Al Arabiya News Channel based in the United Arab Emirates says the detained Egyptian biochemist is not connected to the terrorist attacks in London which claimed more than 50 lives.
As the AP reported earlier, the U.S.-trained Egyptian biochemist, Magdy el-Nashar, 33, returned to Egypt about two weeks ago - which would be a week before the attacks - and showed up at the National Research Center in Cairo, which sponsors his work in Leeds. El-Nashar was arrested in Cairo on Friday.
El-Nashar was being interrogated by Egyptian authorities, the official said.
Metropolitan Police in London confirmed a man has been arrested in Cairo, but would not confirm his name or characterize him as a suspect.
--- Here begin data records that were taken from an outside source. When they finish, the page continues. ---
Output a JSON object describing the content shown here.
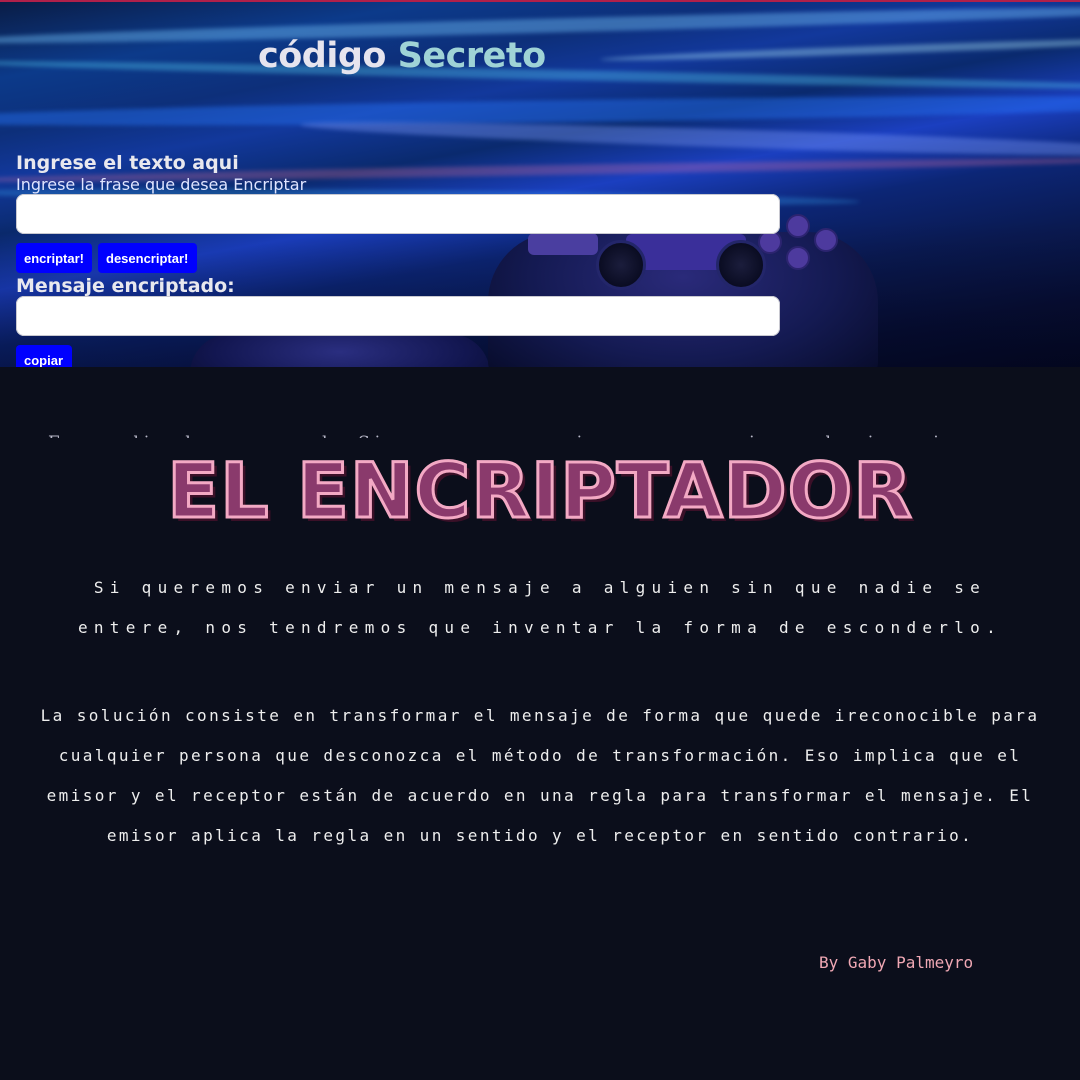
{
  "header": {
    "title_word1": "código",
    "title_word2": "Secreto"
  },
  "form": {
    "input_heading": "Ingrese el texto aqui",
    "input_subtitle": "Ingrese la frase que desea Encriptar",
    "input_value": "",
    "encrypt_label": "encriptar!",
    "decrypt_label": "desencriptar!",
    "output_heading": "Mensaje encriptado:",
    "output_value": "",
    "copy_label": "copiar"
  },
  "info": {
    "ghost_text": "En medio de un mundo Si queremos enviar un mensaje a alguien sin que nadie se entere, nos tendremos que inventar",
    "title": "EL ENCRIPTADOR",
    "paragraph1": "Si queremos enviar un mensaje a alguien sin que nadie se entere, nos tendremos que inventar la forma de esconderlo.",
    "paragraph2": "La solución consiste en transformar el mensaje de forma que quede ireconocible para cualquier persona que desconozca el método de transformación. Eso implica que el emisor y el receptor están de acuerdo en una regla para transformar el mensaje. El emisor aplica la regla en un sentido y el receptor en sentido contrario.",
    "byline": "By Gaby Palmeyro"
  },
  "colors": {
    "button_blue": "#0000ff",
    "title_accent": "#9fd3d6",
    "heading_pink_fill": "#8a3a6c",
    "heading_pink_outline": "#f3a9c4",
    "byline_pink": "#f0a8b4",
    "panel_bg": "#0b0e1b"
  },
  "icons": {
    "hero_image": "gamepad-controller-image"
  }
}
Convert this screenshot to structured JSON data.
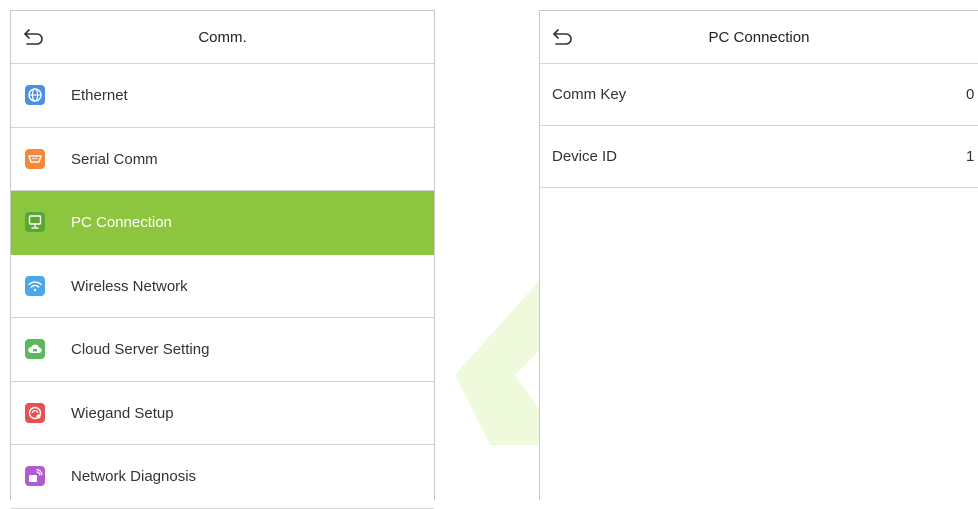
{
  "left_screen": {
    "title": "Comm.",
    "items": [
      {
        "label": "Ethernet",
        "icon": "globe-icon",
        "color": "#4a90e2"
      },
      {
        "label": "Serial Comm",
        "icon": "serial-port-icon",
        "color": "#f5883a"
      },
      {
        "label": "PC Connection",
        "icon": "computer-icon",
        "color": "#5aa534",
        "active": true
      },
      {
        "label": "Wireless Network",
        "icon": "wifi-icon",
        "color": "#4aa8e8"
      },
      {
        "label": "Cloud Server Setting",
        "icon": "cloud-icon",
        "color": "#5cb85c"
      },
      {
        "label": "Wiegand Setup",
        "icon": "wiegand-icon",
        "color": "#e8504f"
      },
      {
        "label": "Network Diagnosis",
        "icon": "network-diagnosis-icon",
        "color": "#b05cd0"
      }
    ]
  },
  "right_screen": {
    "title": "PC Connection",
    "rows": [
      {
        "label": "Comm Key",
        "value": "0"
      },
      {
        "label": "Device ID",
        "value": "1"
      }
    ]
  },
  "colors": {
    "accent": "#8cc63f",
    "divider": "#d4d4d4",
    "watermark": "#ecf9d6"
  }
}
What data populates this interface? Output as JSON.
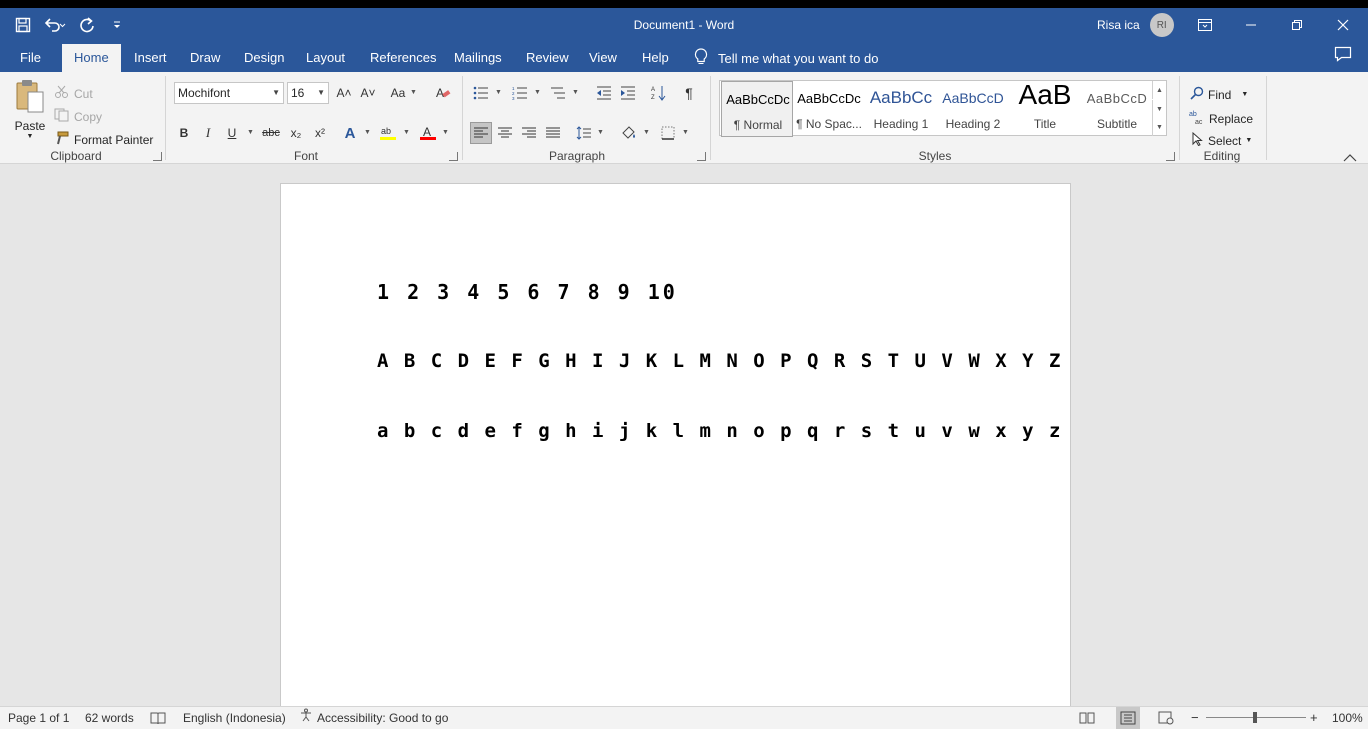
{
  "titlebar": {
    "document_title": "Document1  -  Word",
    "user_name": "Risa ica",
    "user_initials": "RI"
  },
  "tabs": [
    {
      "label": "File"
    },
    {
      "label": "Home"
    },
    {
      "label": "Insert"
    },
    {
      "label": "Draw"
    },
    {
      "label": "Design"
    },
    {
      "label": "Layout"
    },
    {
      "label": "References"
    },
    {
      "label": "Mailings"
    },
    {
      "label": "Review"
    },
    {
      "label": "View"
    },
    {
      "label": "Help"
    }
  ],
  "tell_me": "Tell me what you want to do",
  "clipboard": {
    "paste": "Paste",
    "cut": "Cut",
    "copy": "Copy",
    "format_painter": "Format Painter",
    "label": "Clipboard"
  },
  "font": {
    "name": "Mochifont",
    "size": "16",
    "label": "Font",
    "bold": "B",
    "italic": "I",
    "underline": "U",
    "strike": "abc",
    "sub": "x₂",
    "sup": "x²",
    "change_case": "Aa",
    "grow": "A˄",
    "shrink": "A˅",
    "font_color_letter": "A",
    "text_effects_letter": "A"
  },
  "paragraph": {
    "label": "Paragraph",
    "pilcrow": "¶"
  },
  "styles": {
    "label": "Styles",
    "items": [
      {
        "sample": "AaBbCcDc",
        "name": "¶ Normal"
      },
      {
        "sample": "AaBbCcDc",
        "name": "¶ No Spac..."
      },
      {
        "sample": "AaBbCc",
        "name": "Heading 1"
      },
      {
        "sample": "AaBbCcD",
        "name": "Heading 2"
      },
      {
        "sample": "AaB",
        "name": "Title"
      },
      {
        "sample": "AaBbCcD",
        "name": "Subtitle"
      }
    ]
  },
  "editing": {
    "find": "Find",
    "replace": "Replace",
    "select": "Select",
    "label": "Editing"
  },
  "document": {
    "lines": [
      "1 2 3 4 5 6 7 8 9 10",
      "A B C D E F G H I J K L M N O P Q R S T U V W X Y Z",
      "a b c d e f g h i j k l m n o p q r s t u v w x y z"
    ]
  },
  "status": {
    "page": "Page 1 of 1",
    "words": "62 words",
    "language": "English (Indonesia)",
    "accessibility": "Accessibility: Good to go",
    "zoom": "100%",
    "zoom_minus": "−",
    "zoom_plus": "+"
  },
  "colors": {
    "brand": "#2b579a",
    "ribbon": "#f3f3f3",
    "canvas": "#e6e6e6",
    "highlight": "#ffff00",
    "font_color": "#ff0000"
  }
}
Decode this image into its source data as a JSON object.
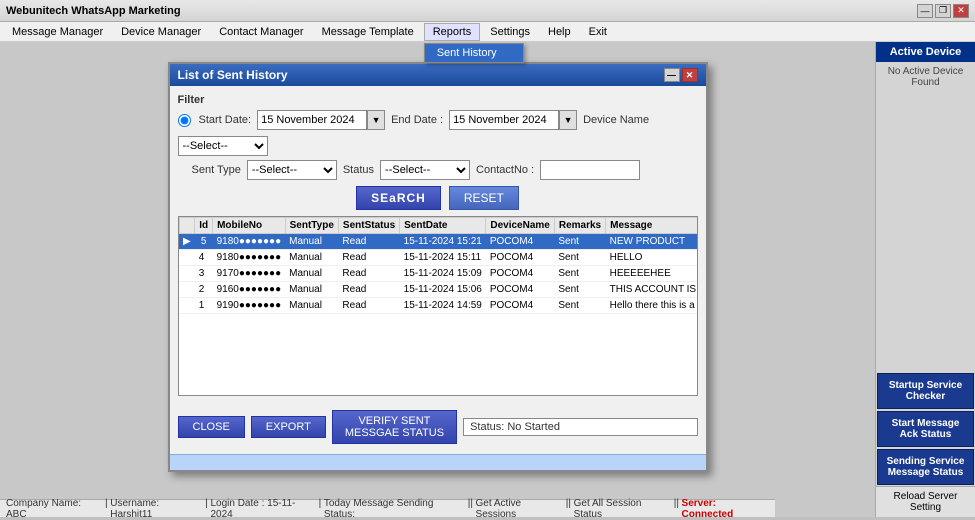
{
  "app": {
    "title": "Webunitech WhatsApp Marketing",
    "title_icon": "whatsapp-icon"
  },
  "title_bar_controls": {
    "minimize": "—",
    "restore": "❐",
    "close": "✕"
  },
  "menu": {
    "items": [
      {
        "label": "Message Manager",
        "id": "message-manager"
      },
      {
        "label": "Device Manager",
        "id": "device-manager"
      },
      {
        "label": "Contact Manager",
        "id": "contact-manager"
      },
      {
        "label": "Message Template",
        "id": "message-template"
      },
      {
        "label": "Reports",
        "id": "reports",
        "active": true
      },
      {
        "label": "Settings",
        "id": "settings"
      },
      {
        "label": "Help",
        "id": "help"
      },
      {
        "label": "Exit",
        "id": "exit"
      }
    ],
    "reports_dropdown": [
      {
        "label": "Sent History",
        "id": "sent-history"
      }
    ]
  },
  "modal": {
    "title": "List of Sent History",
    "close_btn": "✕",
    "filter": {
      "label": "Filter",
      "start_date_label": "Start Date:",
      "start_date_value": "15 November 2024",
      "end_date_label": "End Date :",
      "end_date_value": "15 November 2024",
      "device_name_label": "Device Name",
      "device_name_value": "--Select--",
      "sent_type_label": "Sent Type",
      "sent_type_value": "--Select--",
      "status_label": "Status",
      "status_value": "--Select--",
      "contact_no_label": "ContactNo :",
      "contact_no_value": ""
    },
    "buttons": {
      "search": "SEaRCH",
      "reset": "RESET"
    },
    "table": {
      "columns": [
        "Id",
        "MobileNo",
        "SentType",
        "SentStatus",
        "SentDate",
        "DeviceName",
        "Remarks",
        "Message"
      ],
      "rows": [
        {
          "id": "5",
          "mobile": "91800000000",
          "sent_type": "Manual",
          "sent_status": "Read",
          "sent_date": "15-11-2024 15:21",
          "device": "POCOM4",
          "remarks": "Sent",
          "message": "NEW PRODUCT",
          "selected": true
        },
        {
          "id": "4",
          "mobile": "918000000000",
          "sent_type": "Manual",
          "sent_status": "Read",
          "sent_date": "15-11-2024 15:11",
          "device": "POCOM4",
          "remarks": "Sent",
          "message": "HELLO"
        },
        {
          "id": "3",
          "mobile": "917000000000",
          "sent_type": "Manual",
          "sent_status": "Read",
          "sent_date": "15-11-2024 15:09",
          "device": "POCOM4",
          "remarks": "Sent",
          "message": "HEEEEEHEE"
        },
        {
          "id": "2",
          "mobile": "916000000000",
          "sent_type": "Manual",
          "sent_status": "Read",
          "sent_date": "15-11-2024 15:06",
          "device": "POCOM4",
          "remarks": "Sent",
          "message": "THIS ACCOUNT IS BEING INVADED"
        },
        {
          "id": "1",
          "mobile": "919000000000",
          "sent_type": "Manual",
          "sent_status": "Read",
          "sent_date": "15-11-2024 14:59",
          "device": "POCOM4",
          "remarks": "Sent",
          "message": "Hello there this is a message from WS WhatsA"
        }
      ]
    },
    "footer": {
      "close_btn": "CLOSE",
      "export_btn": "EXPORT",
      "verify_btn": "VERIFY SENT\nMESSGAE STATUS",
      "status_label": "Status: No Started"
    },
    "bottom_bar": ""
  },
  "right_sidebar": {
    "title": "Active Device",
    "info": "No Active Device Found",
    "buttons": [
      {
        "label": "Startup Service Checker",
        "id": "startup-service-checker"
      },
      {
        "label": "Start Message Ack Status",
        "id": "start-message-ack"
      },
      {
        "label": "Sending Service Message Status",
        "id": "sending-service-status"
      }
    ],
    "reload_btn": "Reload Server Setting"
  },
  "status_bar": {
    "company": "Company Name: ABC",
    "username": "Username: Harshit11",
    "login_date": "Login Date : 15-11-2024",
    "msg_status": "Today Message Sending Status:",
    "active_sessions": "Get Active Sessions",
    "all_sessions": "Get All Session Status",
    "server_status": "Server: Connected",
    "dividers": "||"
  }
}
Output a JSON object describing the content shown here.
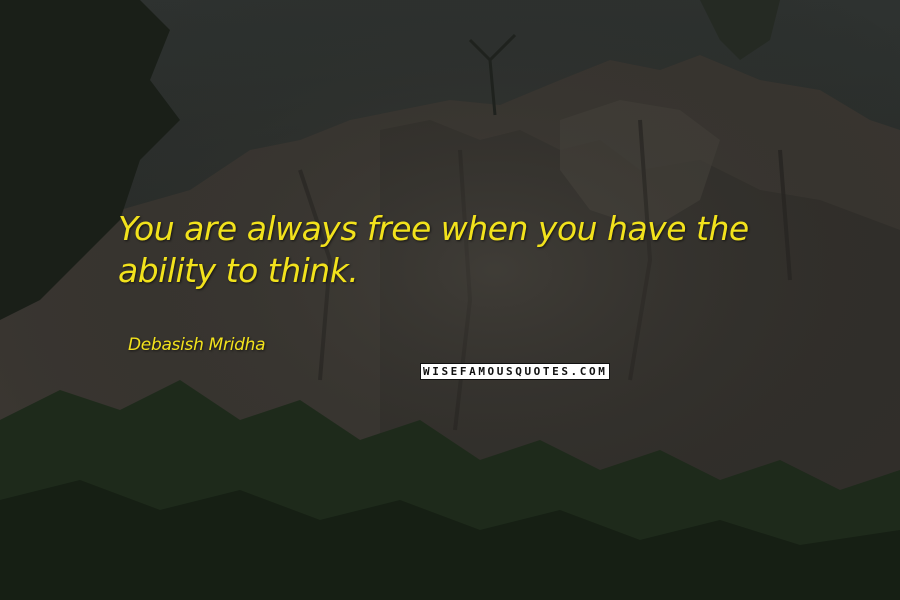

The British Embassy in Cairo said it had not comment beyond the Metropolitan Police statement.
One of the bombing suspects who died in the attacks, Jamaican-born Lindsey Germaine, had been in the U.S. within the past two years, ABC cited unidentified U.S. officials as saying. They are investigating people Germaine contacted in Ohio and New Jersey, the network said.
As Reuters reminds, British police say they are confident they can find an al-Qaeda link to the attacks in which four British-born Muslims, the youngest only 18, blew themselves up in separate attacks on three subway trains and a bus during the morning rush hour.